Le Cahier de Douai (1870), recueil de vingt-deux poèmes composés par Rimbaud entre seize et dix-sept ans, n'est pas un simple carnet d'apprentissage : c'est un laboratoire où l'amour et le désir adolescent servent de matière première à une poétique de l'intensité. Loin du sentimentalisme convenu, Rimbaud fait du désir un vecteur de connaissance — du monde, du corps, du temps — et en fait le moteur secret de toute l'œuvre.

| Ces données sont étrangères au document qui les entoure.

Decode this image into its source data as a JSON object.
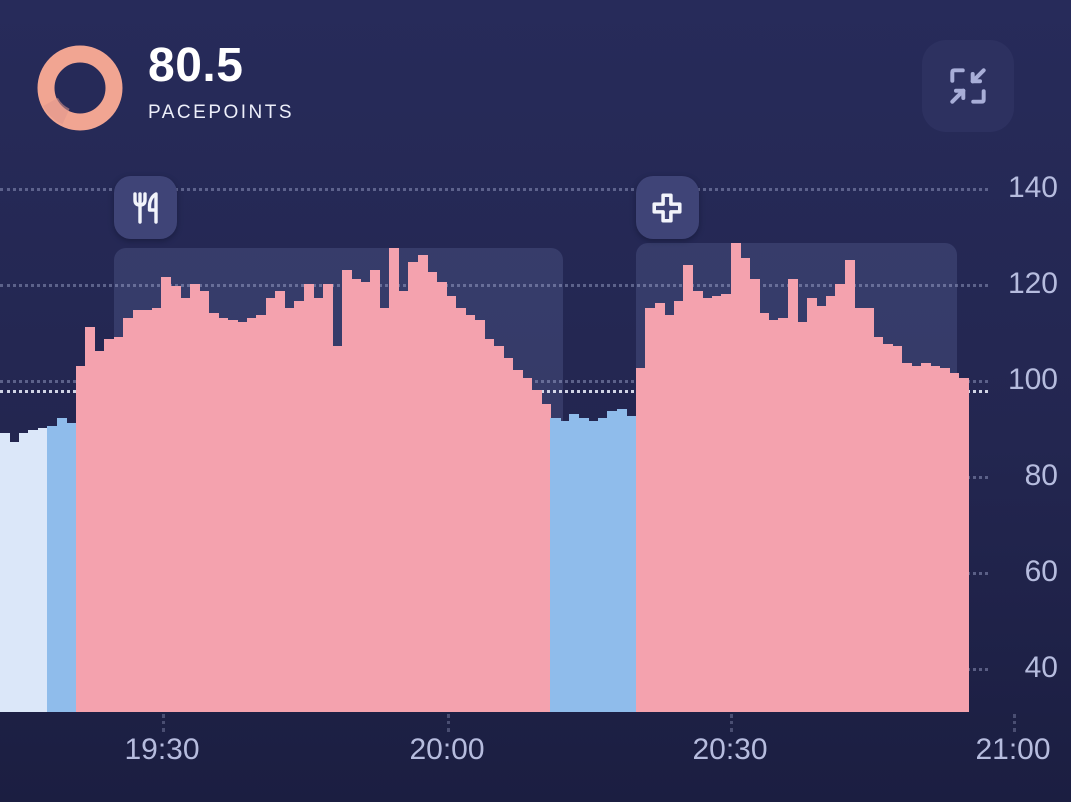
{
  "header": {
    "value": "80.5",
    "label": "PACEPOINTS"
  },
  "chart_data": {
    "type": "bar",
    "unit": "pacepoints",
    "bar_interval_minutes": 1,
    "x_ticks": [
      "19:30",
      "20:00",
      "20:30",
      "21:00"
    ],
    "y_ticks": [
      140,
      120,
      100,
      80,
      60,
      40
    ],
    "ylim": [
      31,
      146
    ],
    "grid": "dotted horizontal",
    "legend": "none",
    "threshold_value": 98,
    "segments": [
      {
        "color_key": "pale_blue",
        "values": [
          89,
          87,
          89,
          89.5,
          90
        ]
      },
      {
        "color_key": "blue",
        "values": [
          90.5,
          92,
          91
        ]
      },
      {
        "color_key": "pink",
        "values": [
          103,
          111,
          106,
          108.5,
          109,
          113,
          114.5,
          114.5,
          115,
          121.5,
          119.5,
          117,
          120,
          118.5,
          114,
          113,
          112.5,
          112,
          113,
          113.5,
          117,
          118.5,
          115,
          116.5,
          120,
          117,
          120,
          107,
          123,
          121,
          120.5,
          123,
          115,
          127.5,
          118.5,
          124.5,
          126,
          122.5,
          120.5,
          117.5,
          115,
          113.5,
          112.5,
          108.5,
          107,
          104.5,
          102,
          100.5,
          98,
          95
        ]
      },
      {
        "color_key": "blue",
        "values": [
          92,
          91.5,
          93,
          92,
          91.5,
          92,
          93.5,
          94,
          92.5
        ]
      },
      {
        "color_key": "pink",
        "values": [
          102.5,
          115,
          116,
          113.5,
          116.5,
          124,
          118.5,
          117,
          117.5,
          118,
          128.5,
          125.5,
          121,
          114,
          112.5,
          113,
          121,
          112,
          117,
          115.5,
          117.5,
          120,
          125,
          115,
          115,
          109,
          107.5,
          107,
          103.5,
          103,
          103.5,
          103,
          102.5,
          101.5,
          100.5
        ]
      }
    ],
    "events": [
      {
        "name": "meal",
        "icon": "fork-knife-icon",
        "start_bar": 12,
        "end_bar": 59.3,
        "top_value": 127.5
      },
      {
        "name": "health",
        "icon": "plus-icon",
        "start_bar": 67,
        "end_bar": 100.8,
        "top_value": 128.5
      }
    ]
  },
  "colors": {
    "background_top": "#272b5a",
    "background_bottom": "#1b1e41",
    "pink": "#f4a2ae",
    "blue": "#8fbceb",
    "pale_blue": "#dbe7f9",
    "highlight": "rgba(148,159,218,0.17)",
    "grid": "rgba(178,184,222,0.40)",
    "threshold": "rgba(240,243,255,0.85)",
    "axis_label": "#b6bcde",
    "ring": "#f1a592",
    "ring_shade": "#e0988c",
    "badge_bg": "#3f4477",
    "badge_icon": "#f2f4fb",
    "button_bg": "#2d3160",
    "button_icon": "#a8aed8",
    "value_text": "#ffffff"
  }
}
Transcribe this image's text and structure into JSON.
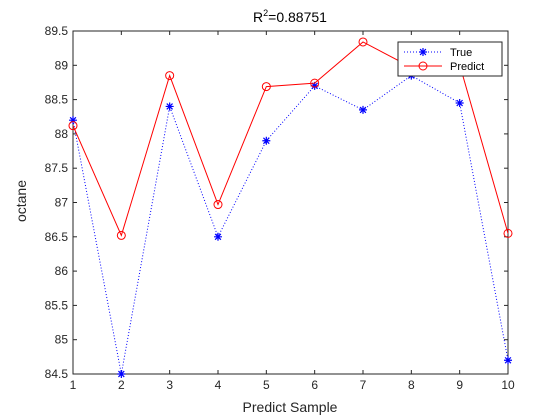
{
  "chart_data": {
    "type": "line",
    "title_main": "R",
    "title_sup": "2",
    "title_rest": "=0.88751",
    "xlabel": "Predict Sample",
    "ylabel": "octane",
    "xlim": [
      1,
      10
    ],
    "ylim": [
      84.5,
      89.5
    ],
    "xticks": [
      1,
      2,
      3,
      4,
      5,
      6,
      7,
      8,
      9,
      10
    ],
    "yticks": [
      "84.5",
      "85",
      "85.5",
      "86",
      "86.5",
      "87",
      "87.5",
      "88",
      "88.5",
      "89",
      "89.5"
    ],
    "grid": false,
    "legend_position": "top-right",
    "x": [
      1,
      2,
      3,
      4,
      5,
      6,
      7,
      8,
      9,
      10
    ],
    "series": [
      {
        "name": "True",
        "color": "#0000ff",
        "line_style": "dotted",
        "marker": "asterisk",
        "values": [
          88.2,
          84.5,
          88.4,
          86.5,
          87.9,
          88.7,
          88.35,
          88.85,
          88.45,
          84.7
        ]
      },
      {
        "name": "Predict",
        "color": "#ff0000",
        "line_style": "solid",
        "marker": "circle",
        "values": [
          88.12,
          86.52,
          88.85,
          86.97,
          88.69,
          88.74,
          89.34,
          88.97,
          89.01,
          86.55
        ]
      }
    ]
  }
}
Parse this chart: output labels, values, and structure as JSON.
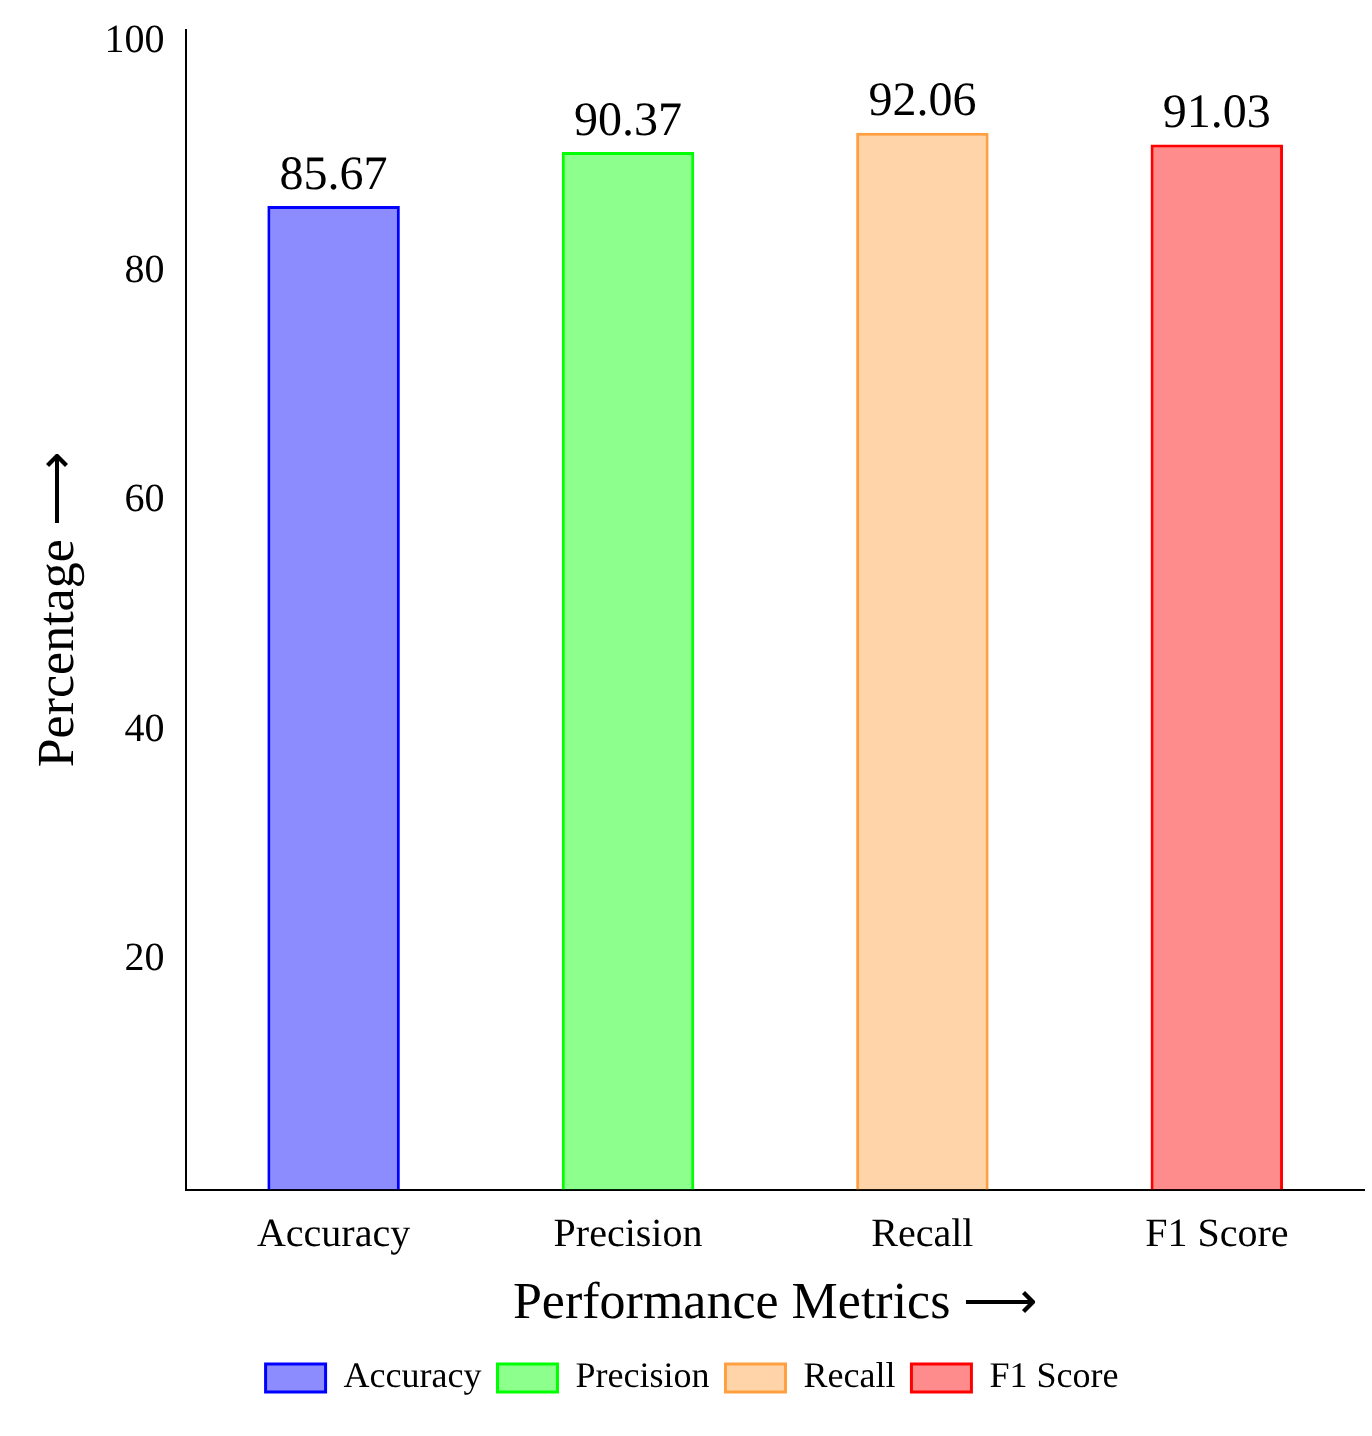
{
  "chart_data": {
    "type": "bar",
    "xlabel": "Performance Metrics ⟶",
    "ylabel": "Percentage ⟶",
    "categories": [
      "Accuracy",
      "Precision",
      "Recall",
      "F1 Score"
    ],
    "series": [
      {
        "name": "Accuracy",
        "color": "#0000ff",
        "values": [
          85.67,
          null,
          null,
          null
        ]
      },
      {
        "name": "Precision",
        "color": "#00ff00",
        "values": [
          null,
          90.37,
          null,
          null
        ]
      },
      {
        "name": "Recall",
        "color": "#ff9f3f",
        "values": [
          null,
          null,
          92.06,
          null
        ]
      },
      {
        "name": "F1 Score",
        "color": "#ff0000",
        "values": [
          null,
          null,
          null,
          91.03
        ]
      }
    ],
    "ylim": [
      0,
      101
    ],
    "yticks": [
      20,
      40,
      60,
      80,
      100
    ],
    "grid": false,
    "legend": "bottom",
    "data_labels": true
  }
}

Le désir rimbaldien naît d'abord d'une perception aiguisée du corps et du paysage. Dans Sensation (premier poème du recueil), le poète projette une promenade estivale comme expérience totale : Par les soirs bleus d'été, j'irai dans les sentiers, / Picoté par les blés, fouler l'herbe menue
(v. 1-2). Le verbe « picoté » est révélateur : la nature n'est pas un décor romantique mais une surface de contact qui pique, qui touche, qui éveille. Le désir ici ne vise pas un objet précis — aucune femme nommée, aucun visage — mais une sensation de fusion avec le vivant. L'amour adolescent chez Rimbaud commence par là : une hypersensibilité au monde qui déborde toute cible amoureuse définie.
Quand la figure féminine apparaît, elle oscille entre tendresse idéalisante et regard franchement charnel. Les Reparties de Nina met en scène un dialogue espiègle entre deux jeunes gens où le locuteur détaille avec une précision presque impertinente la beauté de sa compagne : Ta gorge vers / Brille sous le voile d'automne
— la chair perçue à travers le tissu, le désir aiguisé par l'obstacle. Mais Nina refuse et ramène la rêverie au sol : son « Et mon bureau ? » final brise l'élan lyrique avec une ironie grinçante. Rimbaud ne glorifie pas le désir sans le confronter au réel qui lui résiste ; c'est précisément cette résistance qui le rend vivant.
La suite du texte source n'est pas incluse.